Monday, 8 May 2017

Salads and herbs

Late Spring and Early Summer are the best times for salads and herbs, when everything is fresh and new, rather than later on in the year when plants have potentially had to cope with fierce sunshine, high temperatures and drought (not likely in the UK, I know!)

My first "saladings" of the year were radishes and Baby Leaf lettuces:

"Cherry Belle" (round) and "French Breakfast" (long)

Baby Leaf lettuce being grown in a seed-tray, under cover

Now, I'm just about to pick the first few springs of Watercress form that miniature bed I started a couple of weeks ago.

I also have a few peas in a pot, which I intend to use as pea-shoots. I sowed 24 seeds in that pot, but some of them have gone AWOL. I suspect mice may have pinched them. Or perhaps they just didn't germinate...

There are few occasions when there are NO herbs available for use in my garden, but this is one of the best times for them.

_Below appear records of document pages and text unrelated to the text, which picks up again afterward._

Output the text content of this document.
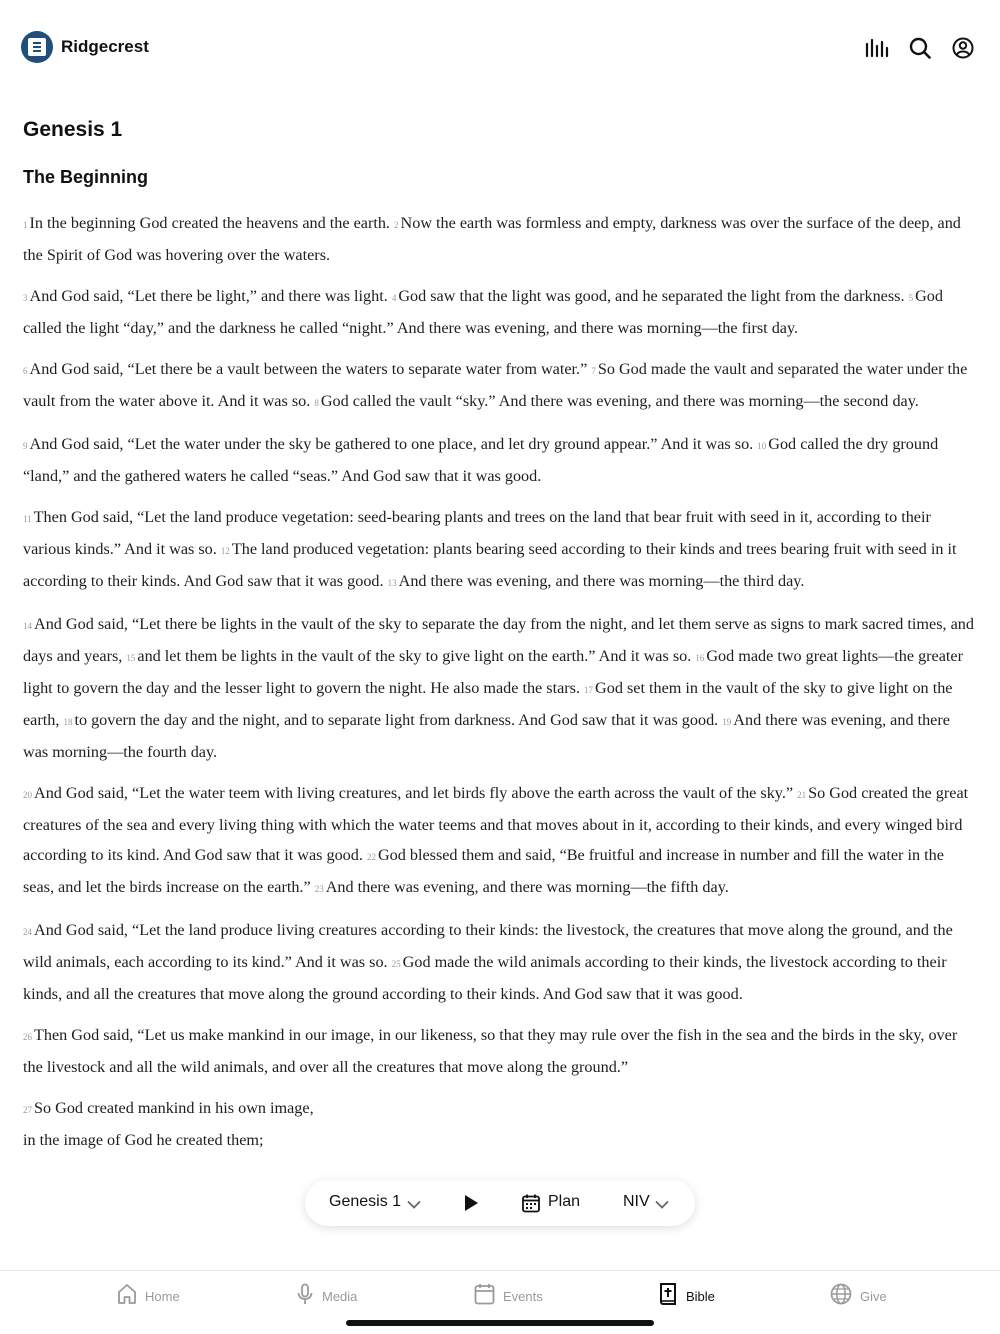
Ridgecrest
Genesis 1
The Beginning
1 In the beginning God created the heavens and the earth. 2 Now the earth was formless and empty, darkness was over the surface of the deep, and the Spirit of God was hovering over the waters.
3 And God said, “Let there be light,” and there was light. 4 God saw that the light was good, and he separated the light from the darkness. 5 God called the light “day,” and the darkness he called “night.” And there was evening, and there was morning—the first day.
6 And God said, “Let there be a vault between the waters to separate water from water.” 7 So God made the vault and separated the water under the vault from the water above it. And it was so. 8 God called the vault “sky.” And there was evening, and there was morning—the second day.
9 And God said, “Let the water under the sky be gathered to one place, and let dry ground appear.” And it was so. 10 God called the dry ground “land,” and the gathered waters he called “seas.” And God saw that it was good.
11 Then God said, “Let the land produce vegetation: seed-bearing plants and trees on the land that bear fruit with seed in it, according to their various kinds.” And it was so. 12 The land produced vegetation: plants bearing seed according to their kinds and trees bearing fruit with seed in it according to their kinds. And God saw that it was good. 13 And there was evening, and there was morning—the third day.
14 And God said, “Let there be lights in the vault of the sky to separate the day from the night, and let them serve as signs to mark sacred times, and days and years, 15 and let them be lights in the vault of the sky to give light on the earth.” And it was so. 16 God made two great lights—the greater light to govern the day and the lesser light to govern the night. He also made the stars. 17 God set them in the vault of the sky to give light on the earth, 18 to govern the day and the night, and to separate light from darkness. And God saw that it was good. 19 And there was evening, and there was morning—the fourth day.
20 And God said, “Let the water teem with living creatures, and let birds fly above the earth across the vault of the sky.” 21 So God created the great creatures of the sea and every living thing with which the water teems and that moves about in it, according to their kinds, and every winged bird according to its kind. And God saw that it was good. 22 God blessed them and said, “Be fruitful and increase in number and fill the water in the seas, and let the birds increase on the earth.” 23 And there was evening, and there was morning—the fifth day.
24 And God said, “Let the land produce living creatures according to their kinds: the livestock, the creatures that move along the ground, and the wild animals, each according to its kind.” And it was so. 25 God made the wild animals according to their kinds, the livestock according to their kinds, and all the creatures that move along the ground according to their kinds. And God saw that it was good.
26 Then God said, “Let us make mankind in our image, in our likeness, so that they may rule over the fish in the sea and the birds in the sky, over the livestock and all the wild animals, and over all the creatures that move along the ground.”
27 So God created mankind in his own image,
in the image of God he created them;
Genesis 1	Plan	NIV
Home	Media	Events	Bible	Give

Recently I made a lovely Tabbouleh with bulgur wheat and loads of fresh Mint, Parsley and Onion leaves.

Various potted Mints

I am particularly pleased to see that the Thyme plants which I thought had died last Autumn have recovered nicely. Here you can see them in the foreground, with Chives, Parsley and Celery Leaf in the background.

It will be a while before my salads include any cucumbers though - they are only just germinating!

Cucumber "Passandra"


  1. Mint is beautiful when it's putting on all it's Spring growth isn't it? We have some in a pot in the garden but we've got a 'feral' mint colony on the borders of our allotment plot as well. Delicious and pretty.

    Glad to see your cucumbers are doing something - ours are still sulking in their pots (I'm resisting the urge to scrape back the soil and see if there's anything happening!)

  2. Makings for lovely salads!
    Have a great week!

  3. So nice to see all the green! We're still getting frosts!

  4. I cut lots of chives today to freeze. Once they flower I can crop fresh leaves again. We've just sown lots of herb seeds today.

  5. Chives are always the first to get going in the spring - they've been producing for a while now while most of my other perennial herbs are just waking up.

  6. I like the sound of your tabbouleh, Mark. Are onion leaves like chives or spring onions? I've grown the shrubby thyme in the past and found that it tends to dry out. Now I have a fleshier leaved spreading thyme which I can pick from throughout the winter. I use it a lot in winter cooking.

    1. The onion leaves are quite robust, so more like Spring Onions than Chives. The ones I used were from some sets I planted in pots because I didn't have room for them in my raised beds.